Un hermano es un hermano
En la primera adolescencia algunos solemos ser bastante “piel de Judas”. Nuestras travesuras pueden ir desde desparramar el contenido de un tacho de residuos en el cantero florido de un vecino hasta tirar piedras contra el camión municipal que recorre el pueblo en busca de los restos de la poda. Así ocurrió un día que el conductor del transporte escuchó el impacto de un pedregullo sobre la ventanilla del acompañante. Miró para ver qué había pasado y vio a un purrete corriendo a toda velocidad. El hombre dio la vuelta a manzana y encontró al autor material distraído y pensando en qué casa elegir para jugar al ring raje. Pirulín bajó del camión y se dirigió sigilosamente al muchachito. Cuando le recriminó el comportamiento que había tenido hacía dos minutos, el pibe, sin dubitar, respondió: “Yo no tengo nada que ver, fue mi hermano mellizo”. Lejos de enojarse, el empleado municipal, que sabía que quien había arrojado la piedra era hijo único, elogió para sus adentros el salvador argumento y largó la carcajada.

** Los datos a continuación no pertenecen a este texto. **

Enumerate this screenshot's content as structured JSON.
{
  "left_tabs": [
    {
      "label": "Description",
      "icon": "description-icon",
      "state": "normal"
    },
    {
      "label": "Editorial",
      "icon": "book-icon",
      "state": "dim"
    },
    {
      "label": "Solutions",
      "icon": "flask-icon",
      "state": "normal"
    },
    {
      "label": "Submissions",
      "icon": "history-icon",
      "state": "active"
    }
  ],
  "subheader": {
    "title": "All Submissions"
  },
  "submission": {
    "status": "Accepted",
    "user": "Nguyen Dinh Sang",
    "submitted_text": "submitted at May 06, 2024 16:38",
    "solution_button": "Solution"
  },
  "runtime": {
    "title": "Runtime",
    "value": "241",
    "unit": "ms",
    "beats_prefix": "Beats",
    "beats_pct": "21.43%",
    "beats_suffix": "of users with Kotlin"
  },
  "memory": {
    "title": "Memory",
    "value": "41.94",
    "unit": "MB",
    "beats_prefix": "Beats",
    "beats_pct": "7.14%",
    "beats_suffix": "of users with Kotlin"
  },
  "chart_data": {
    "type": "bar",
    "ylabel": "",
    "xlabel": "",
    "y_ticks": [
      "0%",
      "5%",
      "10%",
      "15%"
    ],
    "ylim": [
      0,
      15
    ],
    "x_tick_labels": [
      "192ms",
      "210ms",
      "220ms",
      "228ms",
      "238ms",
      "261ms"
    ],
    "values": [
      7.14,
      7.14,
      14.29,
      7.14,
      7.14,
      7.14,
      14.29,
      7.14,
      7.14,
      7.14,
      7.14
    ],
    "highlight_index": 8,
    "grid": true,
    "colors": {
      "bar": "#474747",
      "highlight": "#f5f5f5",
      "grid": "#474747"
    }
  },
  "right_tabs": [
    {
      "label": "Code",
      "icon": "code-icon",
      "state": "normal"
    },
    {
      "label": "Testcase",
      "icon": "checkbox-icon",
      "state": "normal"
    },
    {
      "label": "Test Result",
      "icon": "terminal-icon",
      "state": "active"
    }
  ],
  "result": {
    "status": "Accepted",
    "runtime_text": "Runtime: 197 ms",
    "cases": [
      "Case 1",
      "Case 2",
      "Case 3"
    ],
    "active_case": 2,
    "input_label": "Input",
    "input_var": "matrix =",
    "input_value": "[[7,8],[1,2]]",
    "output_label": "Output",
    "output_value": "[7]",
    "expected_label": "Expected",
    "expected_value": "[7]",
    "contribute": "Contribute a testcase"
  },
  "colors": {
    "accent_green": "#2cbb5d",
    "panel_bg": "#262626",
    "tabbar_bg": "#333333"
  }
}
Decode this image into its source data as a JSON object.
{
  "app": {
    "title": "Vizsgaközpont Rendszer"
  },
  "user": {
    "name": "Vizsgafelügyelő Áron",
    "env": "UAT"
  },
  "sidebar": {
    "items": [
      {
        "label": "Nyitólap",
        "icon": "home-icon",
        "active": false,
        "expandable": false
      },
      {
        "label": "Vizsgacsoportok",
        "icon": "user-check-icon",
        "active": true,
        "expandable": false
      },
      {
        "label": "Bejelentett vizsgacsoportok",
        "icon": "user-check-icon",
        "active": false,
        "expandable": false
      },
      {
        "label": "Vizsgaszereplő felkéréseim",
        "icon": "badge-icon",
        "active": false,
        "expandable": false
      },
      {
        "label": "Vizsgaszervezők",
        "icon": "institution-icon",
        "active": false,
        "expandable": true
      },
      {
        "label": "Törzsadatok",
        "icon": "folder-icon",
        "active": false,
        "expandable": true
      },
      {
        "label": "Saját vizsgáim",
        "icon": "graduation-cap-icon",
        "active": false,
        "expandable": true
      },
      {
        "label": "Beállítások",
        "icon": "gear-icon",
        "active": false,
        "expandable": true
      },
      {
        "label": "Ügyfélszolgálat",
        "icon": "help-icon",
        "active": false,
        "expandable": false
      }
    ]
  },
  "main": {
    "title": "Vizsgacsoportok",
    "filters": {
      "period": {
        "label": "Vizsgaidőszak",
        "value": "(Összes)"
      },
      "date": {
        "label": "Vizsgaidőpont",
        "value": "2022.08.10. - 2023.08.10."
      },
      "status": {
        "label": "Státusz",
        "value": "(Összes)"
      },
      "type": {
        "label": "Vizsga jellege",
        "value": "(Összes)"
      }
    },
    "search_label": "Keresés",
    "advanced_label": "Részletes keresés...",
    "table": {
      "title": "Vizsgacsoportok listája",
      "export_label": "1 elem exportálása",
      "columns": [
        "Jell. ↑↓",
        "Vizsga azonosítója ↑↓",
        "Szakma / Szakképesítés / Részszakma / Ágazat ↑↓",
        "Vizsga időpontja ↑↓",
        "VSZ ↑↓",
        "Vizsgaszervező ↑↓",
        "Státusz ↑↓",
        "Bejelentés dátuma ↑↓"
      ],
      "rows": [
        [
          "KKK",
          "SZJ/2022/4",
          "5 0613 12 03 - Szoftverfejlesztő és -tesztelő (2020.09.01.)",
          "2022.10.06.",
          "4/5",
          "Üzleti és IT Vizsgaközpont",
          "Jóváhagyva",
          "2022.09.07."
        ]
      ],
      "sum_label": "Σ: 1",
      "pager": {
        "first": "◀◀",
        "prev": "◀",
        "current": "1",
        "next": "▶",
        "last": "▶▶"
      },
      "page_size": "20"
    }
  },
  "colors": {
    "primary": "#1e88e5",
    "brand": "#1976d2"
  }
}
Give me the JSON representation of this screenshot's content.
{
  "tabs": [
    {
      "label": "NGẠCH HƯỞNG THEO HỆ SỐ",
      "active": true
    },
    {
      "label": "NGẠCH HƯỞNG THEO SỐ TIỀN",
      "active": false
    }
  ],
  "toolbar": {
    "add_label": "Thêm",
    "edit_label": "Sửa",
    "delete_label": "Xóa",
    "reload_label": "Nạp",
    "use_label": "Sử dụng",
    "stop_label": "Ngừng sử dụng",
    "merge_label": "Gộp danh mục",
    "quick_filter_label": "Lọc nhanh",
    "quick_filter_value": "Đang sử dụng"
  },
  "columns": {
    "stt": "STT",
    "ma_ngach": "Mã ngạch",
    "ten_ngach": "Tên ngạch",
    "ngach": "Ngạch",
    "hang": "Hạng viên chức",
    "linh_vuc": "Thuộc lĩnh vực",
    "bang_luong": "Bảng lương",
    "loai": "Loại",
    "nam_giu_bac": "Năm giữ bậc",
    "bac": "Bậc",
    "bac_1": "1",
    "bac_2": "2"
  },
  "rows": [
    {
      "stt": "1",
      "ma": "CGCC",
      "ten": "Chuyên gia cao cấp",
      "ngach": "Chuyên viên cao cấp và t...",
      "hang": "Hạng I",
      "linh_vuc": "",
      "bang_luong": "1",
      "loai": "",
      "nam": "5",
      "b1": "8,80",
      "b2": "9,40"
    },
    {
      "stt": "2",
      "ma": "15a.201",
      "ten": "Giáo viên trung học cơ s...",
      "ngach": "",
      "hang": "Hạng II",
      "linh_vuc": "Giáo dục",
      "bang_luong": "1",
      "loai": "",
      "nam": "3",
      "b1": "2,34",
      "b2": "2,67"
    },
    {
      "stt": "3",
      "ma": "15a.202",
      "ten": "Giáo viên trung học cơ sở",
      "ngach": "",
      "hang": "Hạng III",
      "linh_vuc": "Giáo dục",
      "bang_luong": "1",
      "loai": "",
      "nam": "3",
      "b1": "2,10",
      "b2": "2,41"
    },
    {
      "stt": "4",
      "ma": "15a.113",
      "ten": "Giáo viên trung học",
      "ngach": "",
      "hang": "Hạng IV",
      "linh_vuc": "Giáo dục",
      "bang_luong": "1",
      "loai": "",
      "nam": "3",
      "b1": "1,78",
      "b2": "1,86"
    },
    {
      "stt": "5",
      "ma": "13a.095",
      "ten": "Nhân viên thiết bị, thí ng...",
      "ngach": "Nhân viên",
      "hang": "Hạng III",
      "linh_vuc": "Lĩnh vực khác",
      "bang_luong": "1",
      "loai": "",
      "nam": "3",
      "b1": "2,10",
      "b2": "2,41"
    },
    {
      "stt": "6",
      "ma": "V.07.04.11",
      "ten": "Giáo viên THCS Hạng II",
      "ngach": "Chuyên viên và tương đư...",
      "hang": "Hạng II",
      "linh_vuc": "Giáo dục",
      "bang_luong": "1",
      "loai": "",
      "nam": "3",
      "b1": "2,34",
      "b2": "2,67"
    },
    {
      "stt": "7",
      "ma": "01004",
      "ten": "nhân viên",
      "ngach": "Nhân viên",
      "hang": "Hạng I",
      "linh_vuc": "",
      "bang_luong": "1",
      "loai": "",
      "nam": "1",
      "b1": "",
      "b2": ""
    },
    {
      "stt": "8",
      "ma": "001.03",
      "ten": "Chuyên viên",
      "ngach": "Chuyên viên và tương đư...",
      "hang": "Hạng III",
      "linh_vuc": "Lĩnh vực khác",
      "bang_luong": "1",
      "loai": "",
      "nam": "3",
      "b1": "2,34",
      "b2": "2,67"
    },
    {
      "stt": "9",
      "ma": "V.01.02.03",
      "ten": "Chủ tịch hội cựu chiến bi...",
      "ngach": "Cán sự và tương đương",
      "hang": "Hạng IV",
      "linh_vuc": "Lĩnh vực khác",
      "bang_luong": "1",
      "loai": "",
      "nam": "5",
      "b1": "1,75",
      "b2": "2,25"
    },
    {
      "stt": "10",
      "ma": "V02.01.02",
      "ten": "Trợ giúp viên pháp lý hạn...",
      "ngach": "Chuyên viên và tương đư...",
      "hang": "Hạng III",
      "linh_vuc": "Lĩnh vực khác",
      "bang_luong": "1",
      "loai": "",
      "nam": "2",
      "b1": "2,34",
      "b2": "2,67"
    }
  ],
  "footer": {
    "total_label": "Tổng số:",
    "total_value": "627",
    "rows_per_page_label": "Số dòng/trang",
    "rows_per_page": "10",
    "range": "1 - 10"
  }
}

Si no me crees, preguntale a Fari
Conocida es la fama de mentiroso que le adjudican en Henderson a una persona que porta ese apellido. Entre otras historias que se cuentan sobre él, y en la que parece que el hombre exageró un poco, figura ésta que, según dicen, relató alguna vez el propio protagonista. En tiempos en que manejaba un camión tuvo que concurrir a un criadero de pollos y gallinas a realizar un flete. Lo que quedó en la memoria colectiva es que Fari dijo que, al ingresar en el establecimiento avícola, de un bocinazo mató a cincuenta pollitos bebés.
Se nos fue el Negro
Este acontecimiento, real o inventado, quizá haya llegado a oídos de muchos en alguna oportunidad. Se cuenta, con versiones disímiles pero un mismo final, que en el verano de 1988 este hendersonense estaba viviendo en Mar del Plata y trabajaba en un importante hotel, en el que se hospedaban famosos artistas nacionales e internacionales, con los que, por supuesto, el protagonista se jactaba de tener trato. Pero la anécdota habría ocurrido fuera del cinco estrellas. En la mañana en que perdió la vida trágicamente el cómico Alberto Olmedo, este hendersonense, apenas enterado de la noticia, fue a contener a su “amiga” Beatriz Salomón. Quedó como dicho popular lo que la vedette, mientras lo abrazaba, le dijo a nuestro coterráneo: “Bachi: se nos fue el Negro”.